As I was leaving the hospital, walking across the compound, I was encouraged. However in the distance I heard the wailing of a girl. As I approached a large truck on the way to my vehicle, a girl was in the back of the truck loudly crying and being consoled by a person who seemed like her mother. A group of about 10 men were standing in a circle in a serious discussion. Not sure what was going on. So many needs. So much hurt, pain and oppression. The world needs Jesus – not religion, not legalism, and not for you and me to remain quiet. They need to know He loves them and gave Himself for them. When that happens, the world changes. People watch and listen when they are in need. May Jesus cause us to share His love more and more. Let’s go! And make disciples.
UPDATE #2 (Saturday, July 13): I visited the boda driver (we’ll call him William) again this morning at the hospital. This time I took along a young man, Andrew Olson, from Minnesota who is here doing Bible Translation. “William” was much more receptive today. He sat up when we arrived. His roommate’s spouse said “William” was vomiting this morning, maybe from a concussion.
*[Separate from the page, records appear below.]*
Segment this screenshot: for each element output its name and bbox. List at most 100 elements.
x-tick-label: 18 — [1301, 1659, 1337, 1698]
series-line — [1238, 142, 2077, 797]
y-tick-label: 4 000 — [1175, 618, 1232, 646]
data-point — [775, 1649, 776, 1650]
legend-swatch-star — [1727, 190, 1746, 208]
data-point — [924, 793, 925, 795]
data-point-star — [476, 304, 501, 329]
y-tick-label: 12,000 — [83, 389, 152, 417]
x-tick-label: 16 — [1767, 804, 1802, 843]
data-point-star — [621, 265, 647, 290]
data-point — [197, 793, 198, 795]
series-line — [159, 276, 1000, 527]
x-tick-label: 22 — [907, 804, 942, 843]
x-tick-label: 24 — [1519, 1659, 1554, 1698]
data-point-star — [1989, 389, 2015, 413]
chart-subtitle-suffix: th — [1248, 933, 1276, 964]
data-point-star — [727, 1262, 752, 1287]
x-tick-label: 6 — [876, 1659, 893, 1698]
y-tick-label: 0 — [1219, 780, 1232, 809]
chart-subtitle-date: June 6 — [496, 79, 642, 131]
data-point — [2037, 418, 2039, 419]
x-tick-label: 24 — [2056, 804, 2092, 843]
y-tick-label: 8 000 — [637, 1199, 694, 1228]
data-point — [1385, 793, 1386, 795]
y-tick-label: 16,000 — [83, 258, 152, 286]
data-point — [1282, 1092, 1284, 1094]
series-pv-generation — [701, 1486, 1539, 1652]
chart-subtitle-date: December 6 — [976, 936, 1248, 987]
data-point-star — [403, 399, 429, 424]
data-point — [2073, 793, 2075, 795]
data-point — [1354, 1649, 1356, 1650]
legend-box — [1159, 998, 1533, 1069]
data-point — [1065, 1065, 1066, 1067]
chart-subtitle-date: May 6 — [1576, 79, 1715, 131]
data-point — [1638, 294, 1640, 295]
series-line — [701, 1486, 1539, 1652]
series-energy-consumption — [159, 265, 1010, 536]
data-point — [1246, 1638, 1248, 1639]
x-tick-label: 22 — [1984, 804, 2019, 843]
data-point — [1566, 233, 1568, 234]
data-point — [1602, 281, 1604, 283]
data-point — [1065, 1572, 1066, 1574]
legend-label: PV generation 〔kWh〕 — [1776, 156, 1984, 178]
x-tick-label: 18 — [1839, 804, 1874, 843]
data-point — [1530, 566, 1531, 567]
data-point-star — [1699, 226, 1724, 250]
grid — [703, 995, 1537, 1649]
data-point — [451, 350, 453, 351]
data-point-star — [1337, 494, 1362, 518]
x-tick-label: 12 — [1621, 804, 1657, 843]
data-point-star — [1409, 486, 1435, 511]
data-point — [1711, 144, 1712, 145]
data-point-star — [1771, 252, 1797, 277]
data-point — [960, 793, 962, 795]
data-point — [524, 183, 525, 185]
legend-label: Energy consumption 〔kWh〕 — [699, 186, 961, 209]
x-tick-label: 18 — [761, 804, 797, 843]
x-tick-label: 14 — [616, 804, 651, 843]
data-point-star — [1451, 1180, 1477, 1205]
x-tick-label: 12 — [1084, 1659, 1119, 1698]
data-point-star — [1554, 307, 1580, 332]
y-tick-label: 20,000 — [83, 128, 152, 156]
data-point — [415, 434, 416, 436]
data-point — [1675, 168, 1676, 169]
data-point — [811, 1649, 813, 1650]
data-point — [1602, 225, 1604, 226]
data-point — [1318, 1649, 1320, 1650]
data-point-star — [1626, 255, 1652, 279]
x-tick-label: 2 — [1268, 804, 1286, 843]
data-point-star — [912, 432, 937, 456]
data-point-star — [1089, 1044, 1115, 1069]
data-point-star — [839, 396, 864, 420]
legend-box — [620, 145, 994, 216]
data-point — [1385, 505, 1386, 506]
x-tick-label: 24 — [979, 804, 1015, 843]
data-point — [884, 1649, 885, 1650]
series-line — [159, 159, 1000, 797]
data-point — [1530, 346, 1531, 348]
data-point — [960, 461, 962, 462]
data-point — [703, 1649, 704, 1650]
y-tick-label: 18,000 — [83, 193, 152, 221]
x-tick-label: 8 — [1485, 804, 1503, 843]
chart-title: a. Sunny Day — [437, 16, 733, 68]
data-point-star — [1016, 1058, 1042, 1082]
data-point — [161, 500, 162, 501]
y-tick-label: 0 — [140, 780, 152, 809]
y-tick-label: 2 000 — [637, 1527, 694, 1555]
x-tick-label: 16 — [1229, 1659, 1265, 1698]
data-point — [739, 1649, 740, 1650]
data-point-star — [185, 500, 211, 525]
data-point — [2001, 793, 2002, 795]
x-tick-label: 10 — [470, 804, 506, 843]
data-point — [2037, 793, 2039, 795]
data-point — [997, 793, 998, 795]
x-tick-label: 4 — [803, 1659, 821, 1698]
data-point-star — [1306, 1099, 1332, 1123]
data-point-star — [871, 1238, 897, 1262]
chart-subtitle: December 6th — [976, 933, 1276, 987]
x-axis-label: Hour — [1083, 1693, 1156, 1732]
Andrew was able to read from Psalms 23 and James 5:14 out of the Lugandan Bible. William was receptive. I was able to pray for William, and Andrew anointed him. William’s roommate’s spouse asked that we pray for them, which Andrew did. Then another person came from across the hall and asked us to pray for his son John, 21, who was in a vehicle accident. We did and Andrew anointed him. Then a man who was the roommate to the 21 year old, asked for us to pray with him. We did and anointed him, too.
People here are not only receptive and open to prayer, but request it of people who are visiting others. Their hope is still in the Lord for healing. Here in Uganda, people desire prayer. They are not embarrassed, ashamed or consider it a “private” matter. They are desperate, yet sincere and openly appreciative of it, with smiles and warm handshakes.